On people's preconceived notions about her:
I don't preach to people. If someone comes with a preconceived notion, and an opinion about me, then there is nothing I can do about it. I can't change somebody's opinion when they have already formed one. If by the end of their meeting me, they have changed their mind, it's wonderful. I can't tell people over and over again, 'Hey I am a real person, I too have feelings. I am an artiste, I am an entertainer'. I can't do that, because sometimes people have already made up their mind.
On changing perceptions:
I've noticed in the last six to eight months, there has been a very interesting change. Maybe because people have started realising that I am not just here today and leaving tomorrow. I would like to believe that I have a good reputation as far as professionalism goes. I am not that kind of a girl who is outgoing and bounces around at a party.
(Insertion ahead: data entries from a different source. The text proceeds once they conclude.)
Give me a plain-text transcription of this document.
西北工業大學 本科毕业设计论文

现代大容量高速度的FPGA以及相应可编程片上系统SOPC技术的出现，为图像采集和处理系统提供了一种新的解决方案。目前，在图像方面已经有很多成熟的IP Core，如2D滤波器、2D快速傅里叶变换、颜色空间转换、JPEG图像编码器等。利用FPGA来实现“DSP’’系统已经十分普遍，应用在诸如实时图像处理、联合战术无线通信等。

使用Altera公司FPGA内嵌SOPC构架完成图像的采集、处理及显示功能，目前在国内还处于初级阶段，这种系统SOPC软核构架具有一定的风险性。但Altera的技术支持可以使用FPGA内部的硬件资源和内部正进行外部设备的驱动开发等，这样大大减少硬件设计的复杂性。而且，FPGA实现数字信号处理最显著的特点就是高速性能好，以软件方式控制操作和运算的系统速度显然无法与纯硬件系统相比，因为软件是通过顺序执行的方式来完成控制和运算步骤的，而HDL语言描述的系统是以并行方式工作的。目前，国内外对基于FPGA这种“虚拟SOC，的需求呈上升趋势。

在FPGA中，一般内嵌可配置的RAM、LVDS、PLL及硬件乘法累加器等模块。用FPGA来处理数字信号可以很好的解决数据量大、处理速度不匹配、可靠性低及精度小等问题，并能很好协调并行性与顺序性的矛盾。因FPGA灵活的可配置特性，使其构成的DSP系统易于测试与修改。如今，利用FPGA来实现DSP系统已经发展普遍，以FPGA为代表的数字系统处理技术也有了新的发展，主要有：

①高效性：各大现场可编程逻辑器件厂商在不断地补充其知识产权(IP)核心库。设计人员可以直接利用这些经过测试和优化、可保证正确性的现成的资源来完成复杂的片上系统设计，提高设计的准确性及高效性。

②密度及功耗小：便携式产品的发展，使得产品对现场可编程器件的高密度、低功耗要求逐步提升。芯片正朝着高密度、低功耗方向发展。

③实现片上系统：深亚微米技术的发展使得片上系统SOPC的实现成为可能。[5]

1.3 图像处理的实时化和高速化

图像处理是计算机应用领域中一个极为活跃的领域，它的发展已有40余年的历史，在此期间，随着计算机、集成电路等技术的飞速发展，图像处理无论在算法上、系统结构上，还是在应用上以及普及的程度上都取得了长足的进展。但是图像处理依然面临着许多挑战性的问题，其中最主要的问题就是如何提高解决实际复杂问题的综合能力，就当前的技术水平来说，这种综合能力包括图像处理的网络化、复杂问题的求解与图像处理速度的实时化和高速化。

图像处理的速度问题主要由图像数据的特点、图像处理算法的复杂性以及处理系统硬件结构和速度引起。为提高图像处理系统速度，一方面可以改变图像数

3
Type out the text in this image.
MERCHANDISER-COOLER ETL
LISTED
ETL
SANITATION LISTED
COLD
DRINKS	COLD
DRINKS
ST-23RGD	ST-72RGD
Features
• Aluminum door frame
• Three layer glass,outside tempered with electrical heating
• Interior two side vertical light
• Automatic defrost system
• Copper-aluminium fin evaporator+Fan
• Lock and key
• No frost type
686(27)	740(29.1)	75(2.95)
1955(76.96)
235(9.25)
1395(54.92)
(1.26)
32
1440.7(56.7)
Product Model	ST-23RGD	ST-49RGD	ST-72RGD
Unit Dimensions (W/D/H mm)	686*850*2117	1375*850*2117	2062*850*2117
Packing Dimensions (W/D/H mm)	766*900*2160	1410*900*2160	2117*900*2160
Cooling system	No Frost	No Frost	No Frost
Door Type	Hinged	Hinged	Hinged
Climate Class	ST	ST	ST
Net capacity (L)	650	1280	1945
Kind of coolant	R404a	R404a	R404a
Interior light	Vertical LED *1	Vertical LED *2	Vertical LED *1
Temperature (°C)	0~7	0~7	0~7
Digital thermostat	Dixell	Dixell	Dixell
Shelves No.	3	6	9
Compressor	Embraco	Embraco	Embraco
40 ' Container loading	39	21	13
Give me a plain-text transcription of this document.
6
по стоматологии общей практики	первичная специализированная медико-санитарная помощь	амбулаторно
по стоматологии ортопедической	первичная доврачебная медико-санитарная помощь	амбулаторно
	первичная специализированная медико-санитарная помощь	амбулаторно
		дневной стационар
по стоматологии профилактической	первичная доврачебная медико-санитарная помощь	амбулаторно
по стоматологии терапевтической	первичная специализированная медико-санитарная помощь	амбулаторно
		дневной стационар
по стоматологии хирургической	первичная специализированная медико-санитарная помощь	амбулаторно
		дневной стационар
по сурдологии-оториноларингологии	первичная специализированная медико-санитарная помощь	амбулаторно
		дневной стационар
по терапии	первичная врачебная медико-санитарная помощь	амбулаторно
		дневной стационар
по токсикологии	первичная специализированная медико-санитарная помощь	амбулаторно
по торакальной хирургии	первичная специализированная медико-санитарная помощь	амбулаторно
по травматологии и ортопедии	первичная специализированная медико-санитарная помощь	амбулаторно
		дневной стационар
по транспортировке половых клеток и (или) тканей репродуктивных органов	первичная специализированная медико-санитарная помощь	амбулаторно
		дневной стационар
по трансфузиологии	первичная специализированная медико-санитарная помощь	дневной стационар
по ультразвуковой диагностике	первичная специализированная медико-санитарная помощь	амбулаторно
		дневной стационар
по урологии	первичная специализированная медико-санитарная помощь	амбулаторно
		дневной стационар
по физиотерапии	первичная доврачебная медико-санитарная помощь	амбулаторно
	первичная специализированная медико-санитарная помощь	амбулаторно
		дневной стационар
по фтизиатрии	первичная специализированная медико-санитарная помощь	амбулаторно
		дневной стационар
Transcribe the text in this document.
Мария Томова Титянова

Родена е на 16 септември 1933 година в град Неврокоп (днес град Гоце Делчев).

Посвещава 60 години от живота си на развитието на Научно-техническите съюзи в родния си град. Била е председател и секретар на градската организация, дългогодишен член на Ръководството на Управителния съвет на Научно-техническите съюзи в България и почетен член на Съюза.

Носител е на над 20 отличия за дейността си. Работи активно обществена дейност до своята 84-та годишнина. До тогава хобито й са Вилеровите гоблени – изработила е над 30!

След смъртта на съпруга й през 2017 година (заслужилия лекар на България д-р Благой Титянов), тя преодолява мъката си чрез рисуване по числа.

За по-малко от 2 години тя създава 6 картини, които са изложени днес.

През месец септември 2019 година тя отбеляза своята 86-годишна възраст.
In fact, at a party I am generally shy and an introvert. Lately, I've noticed that people have walked up to me, they've made conversations and have been very nice. I was never expecting that, because of the things that has happened over the last five years. It's been nice and surprising.
On her process of taking up a project:
I am not 'as they come' kind of a girl. I am very calculated as far as the whole process goes. Whether the film does well or not, that depends on how the audience accepts it. But I read everything that comes to me - every script, synopsis. Ninety per cent of the scripts that come to me, for some reason don't work out. My husband and I have a very balanced approach in which we handle each film. I deal with the creative, he manages the business part of it. And if I am uncomfortable with something, I don't sign the film.